How to Configure MLflow within LineaPy?

Here are some configuration items related to MLflow needed to be set so LineaPy can use MLflow as the storage backend for ML models.

mlflow_tracking_uri: where the MLflow model is tracked (see MLflow Tracking).
mlflow_registry_rui: (optional) depend on how our MLflow is configured (see MLflow Model Registry).
default_ml_models_storage_backend: which storage backend(lineapy or mlflow) to use by default for an MLflow-supported model (pre-configured as mlflow).

These configuration items can be set like all other LineaPy configuration items.

Example

Here is a basic example to configure MLflow within LineaPy, use lineapy.save to register the ML model in both LineaPy and MLflow stores, and retrieve the model with both LineaPy API and MLflow API.

import lineapy
import mlflow

# Configure MLflow within LineaPy
lineapy.options.set('mlflow_tracking_uri','file:///tmp/mlruns')
lineapy.options.set('mlflow_registry_uri','sqlite://')

# Train a sklearn model
from sklearn.ensemble import RandomForestClassifier
clf = RandomForestClassifier(random_state=0)
X = [[ 1,  2,  3], [11, 12, 13]]  # 2 samples, 3 features
y = [0, 1]
clf.fit(X, y)

# Only need one save statement and model should be register in both LineaPy and MLflow
lineapy.save(clf, 'clf', registered_model_name='lineapy_clf') 
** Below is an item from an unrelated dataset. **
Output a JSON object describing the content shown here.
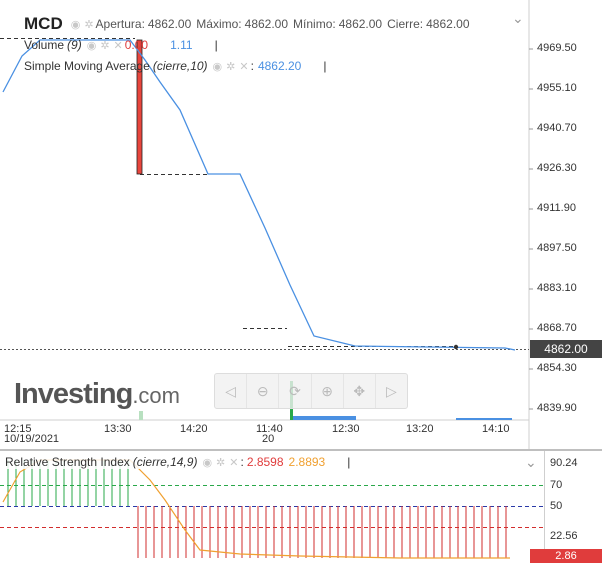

# Retrieve Model from LineaPy 
art = lineapy.get('clf')
lineapy_model = art.get_value()

metadata = art.get_metadata()

# Retrieve Model from MLflow
client = mlflow.MlflowClient()
latest_version = client.search_model_versions("name='lineapy_clf'")[0].version
mlflow_model = mlflow.sklearn.load_model(f'models:/lineapy_clf/{latest_version}')

What Model Flavors are Currently Supported

Currently, we’re supporting the following model flavors: prophet, sklearn, statsmodels, xgboost, and more. We plan to support all MLflow-supported flavors soon.

Final Thought

As we can see from the above example, using LineaPy with MLflow is extremely easy. With minimal code change (using lineapy.save instead of mlflow.flavor.log_model), we can enjoy the benefits of both libraries.

However, we believe what we have achieved so far is just the tip of the iceberg regarding the integration of LineaPy with other tools. One potential direction related to this post is whether we should let LineaPy just detect mlflow.flavor.log_model and register the model as a LineaPy artifact automatically. We would love to hear your thoughts on this.